Monday 27 June 2011

Gold retreats on Egypt report, dollar gain

Gold dropped on Friday as the dollar rallied and after an apparently unfounded television report about an announcement from Egypt sparked more speculation President Hosni Mubarak could be stepping down.

But gold remains on track for its first weekly gain in 2011 after U.S. employment rose far less than expected in January, and after Federal Reserve Chairman Ben Bernanke indicated easy monetary policy would stay in the near term.

Tom Pawlicki, precious metals and energy analyst at MF Global, said gold should benefit as a safe haven on fears that unrest in Egypt would spread across the Middle East despite rumors that Mubarak could resign.

"Since the report has come out, it instilled doubt in the market's mind so I don't know how bullish it can be," he said, referring to a possible drop in gold demand should Mubarak step aside now.

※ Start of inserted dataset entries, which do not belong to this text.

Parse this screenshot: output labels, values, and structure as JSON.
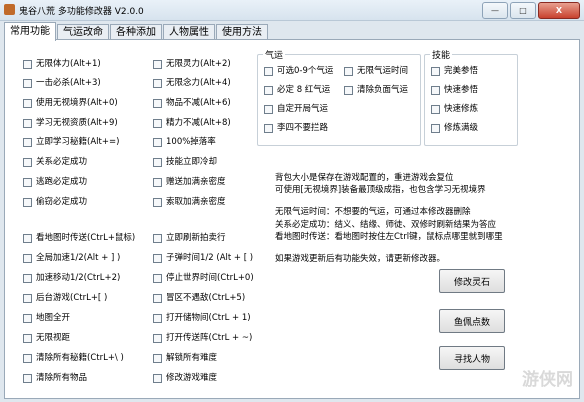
{
  "window": {
    "title": "鬼谷八荒 多功能修改器  V2.0.0",
    "buttons": {
      "minimize": "—",
      "maximize": "□",
      "close": "X"
    }
  },
  "tabs": [
    {
      "label": "常用功能",
      "active": true
    },
    {
      "label": "气运改命"
    },
    {
      "label": "各种添加"
    },
    {
      "label": "人物属性"
    },
    {
      "label": "使用方法"
    }
  ],
  "col1": [
    "无限体力(Alt+1)",
    "一击必杀(Alt+3)",
    "使用无视境界(Alt+0)",
    "学习无视资质(Alt+9)",
    "立即学习秘籍(Alt+=)",
    "关系必定成功",
    "逃跑必定成功",
    "偷窃必定成功",
    "看地图时传送(CtrL+鼠标)",
    "全局加速1/2(Alt + ] )",
    "加速移动1/2(CtrL+2)",
    "后台游戏(CtrL+[ )",
    "地图全开",
    "无限视距",
    "清除所有秘籍(CtrL+\\ )",
    "清除所有物品"
  ],
  "col2": [
    "无限灵力(Alt+2)",
    "无限念力(Alt+4)",
    "物品不减(Alt+6)",
    "精力不减(Alt+8)",
    "100%掉落率",
    "技能立即冷却",
    "赠送加满亲密度",
    "索取加满亲密度",
    "立即刷新拍卖行",
    "子弹时间1/2 (Alt + [ )",
    "停止世界时间(CtrL+0)",
    "冒区不遇敌(CtrL+5)",
    "打开储物间(CtrL + 1)",
    "打开传送阵(CtrL + ~)",
    "解锁所有难度",
    "修改游戏难度"
  ],
  "luck_group": {
    "title": "气运",
    "items": [
      "可选0-9个气运",
      "无限气运时间",
      "必定 8 红气运",
      "清除负面气运",
      "自定开局气运",
      "李四不要拦路"
    ]
  },
  "skill_group": {
    "title": "技能",
    "items": [
      "完美参悟",
      "快速参悟",
      "快速修炼",
      "修炼满级"
    ]
  },
  "notes": [
    "背包大小是保存在游戏配置的，重进游戏会复位",
    "可使用[无视境界]装备最顶级成指，也包含学习无视境界",
    "",
    "无限气运时间：不想要的气运，可通过本修改器删除",
    "关系必定成功：结义、结缘、师徒、双修时刷新结果为答应",
    "看地图时传送：看地图时按住左Ctrl键，鼠标点哪里就到哪里",
    "",
    "如果游戏更新后有功能失效，请更新修改器。"
  ],
  "buttons": {
    "fix_stone": "修改灵石",
    "fish_points": "鱼佩点数",
    "find_person": "寻找人物"
  },
  "watermark": "游侠网"
}
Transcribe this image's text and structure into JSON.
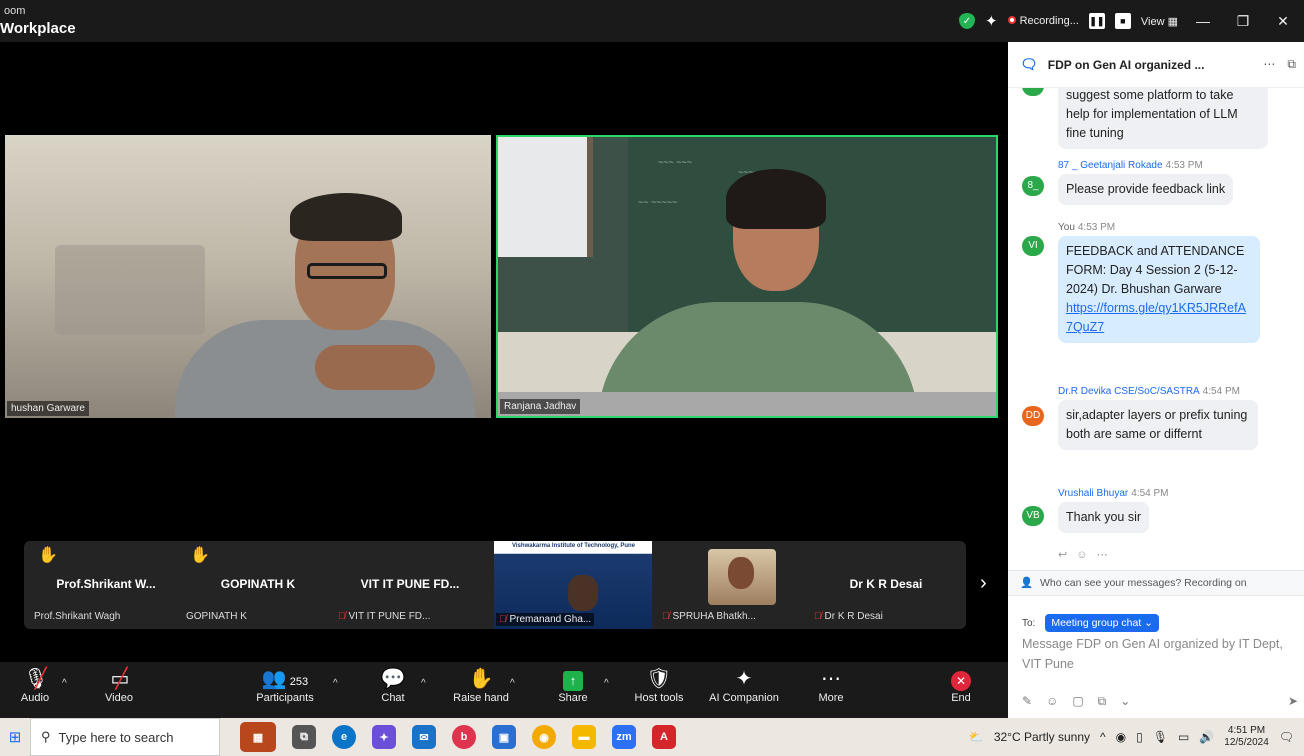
{
  "window": {
    "app_title_line1": "oom",
    "app_title_line2": "Workplace",
    "recording_label": "Recording...",
    "view_label": "View",
    "minimize": "—",
    "maximize": "❐",
    "close": "✕"
  },
  "videos": {
    "tile1_name": "hushan Garware",
    "tile2_name": "Ranjana Jadhav"
  },
  "participants": [
    {
      "name": "Prof.Shrikant  W...",
      "label": "Prof.Shrikant Wagh",
      "hand": true,
      "muted": false
    },
    {
      "name": "GOPINATH K",
      "label": "GOPINATH K",
      "hand": true,
      "muted": false
    },
    {
      "name": "VIT IT PUNE FD...",
      "label": "VIT IT PUNE FD...",
      "hand": false,
      "muted": true
    },
    {
      "name": "",
      "label": "Premanand Gha...",
      "hand": false,
      "muted": true,
      "video": true,
      "video_header": "Vishwakarma Institute of Technology, Pune"
    },
    {
      "name": "",
      "label": "SPRUHA Bhatkh...",
      "hand": false,
      "muted": true
    },
    {
      "name": "Dr K R Desai",
      "label": "Dr K R Desai",
      "hand": false,
      "muted": true
    }
  ],
  "toolbar": {
    "audio": "Audio",
    "video": "Video",
    "participants": "Participants",
    "participants_count": "253",
    "chat": "Chat",
    "raise_hand": "Raise hand",
    "share": "Share",
    "host_tools": "Host tools",
    "ai_companion": "AI Companion",
    "more": "More",
    "end": "End"
  },
  "chat": {
    "title": "FDP on Gen AI  organized ...",
    "messages": [
      {
        "continued": true,
        "text": "suggest some platform to take help for implementation of LLM fine tuning"
      },
      {
        "sender": "87 _ Geetanjali Rokade",
        "time": "4:53 PM",
        "avatar": "8_",
        "avatar_color": "#2aa84a",
        "text": "Please provide feedback link"
      },
      {
        "sender": "You",
        "time": "4:53 PM",
        "avatar": "VI",
        "avatar_color": "#2aa84a",
        "mine": true,
        "text": "FEEDBACK and ATTENDANCE FORM: Day 4 Session 2   (5-12-2024) Dr. Bhushan Garware",
        "link": "https://forms.gle/qy1KR5JRRefA7QuZ7"
      },
      {
        "sender": "Dr.R Devika CSE/SoC/SASTRA",
        "time": "4:54 PM",
        "avatar": "DD",
        "avatar_color": "#e8671c",
        "text": "sir,adapter layers or prefix tuning both are same or differnt"
      },
      {
        "sender": "Vrushali Bhuyar",
        "time": "4:54 PM",
        "avatar": "VB",
        "avatar_color": "#2aa84a",
        "text": "Thank you sir"
      }
    ],
    "privacy_note": "Who can see your messages? Recording on",
    "to_label": "To:",
    "to_target": "Meeting group chat",
    "composer_placeholder": "Message  FDP on Gen AI  organized by IT Dept, VIT Pune"
  },
  "taskbar": {
    "search_placeholder": "Type here to search",
    "weather": "32°C  Partly sunny",
    "time": "4:51 PM",
    "date": "12/5/2024"
  },
  "colors": {
    "accent": "#1b6bf0",
    "active_speaker": "#2bd66a",
    "end_red": "#e0263b",
    "share_green": "#1db34b"
  }
}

Traders said the rumor seemed to stem from a brief report on U.S. television station CNBC, but more than two hours later there was no news on Egyptian TV about any announcements or possible transition of power. There were no reports from other media outlets suggesting any imminent news from Egypt.

U.S. crude oil futures fell sharply as the report set off speculation that protests in Egypt would end soon. Foreign exchange and equities markets had minimal reactions.

Spot gold dropped 0.3 percent to $1,348.59 an ounce by 2:30 p.m. EST (1930 GMT). U.S. gold futures for April delivery fell $3.90 to $1,349.10.

Analysts said that even as U.S. jobs barely grew in January, gold failed to benefit further from the mixed payrolls report, which also showed that the unemployment rate fell to its lowest since April 2009.

"I think the market's confused," Credit Agricole analyst Robin Bhar said. "On the one hand we didn't get any rise to speak of in the payrolls, but we got a big fall in the unemployment rate, and a big gain in the manufacturing sector."

Bullion was also pressured as the dollar rose against the euro on the U.S. jobless number.

Gold is set for its first weekly gain in five weeks, having posted a strong session on Thursday after Bernanke warned that delays in raising the United States' debt limit could have "catastrophic" consequences, indicating monetary policy would stay accommodative.

HEAVY PRESSURE

The precious metal had faced heavy pressure last month, when bullion posted its first monthly decline in six months after signs that the global economy had started the year on a solid footing with easing worries about Europe's debt crisis.

However, the strength of the economic recovery remains a major question mark for gold, analysts said.

"The medium-term factors for gold -- currency debasement, sovereign debt, inflation -- haven't disappeared and will come back to underpin the market," Bhar said. "But at the moment, why buy gold? There are lots of better things to buy."

Asian buyers remained largely absent, with the market quiet in China, Hong Kong and Singapore during the Lunar New Year holiday there and Indian consumers put off fresh buying by Thursday's price volatility.

Gold holdings of exchange-traded funds inched higher, with those of the largest, New York's SPDR Gold Trust, edging up just over two tonnes on Thursday.

Silver gained 0.1 percent to $28.94 an ounce. Holdings of the largest silver ETF, the iShares Silver Trust, fell more than 30 tonnes to their lowest since November on Thursday.

Platinum group metals touched multi-year highs, with platinum reaching its loftiest level since July 2008 at $1,858.50 an ounce and palladium a 10-year peak at $831.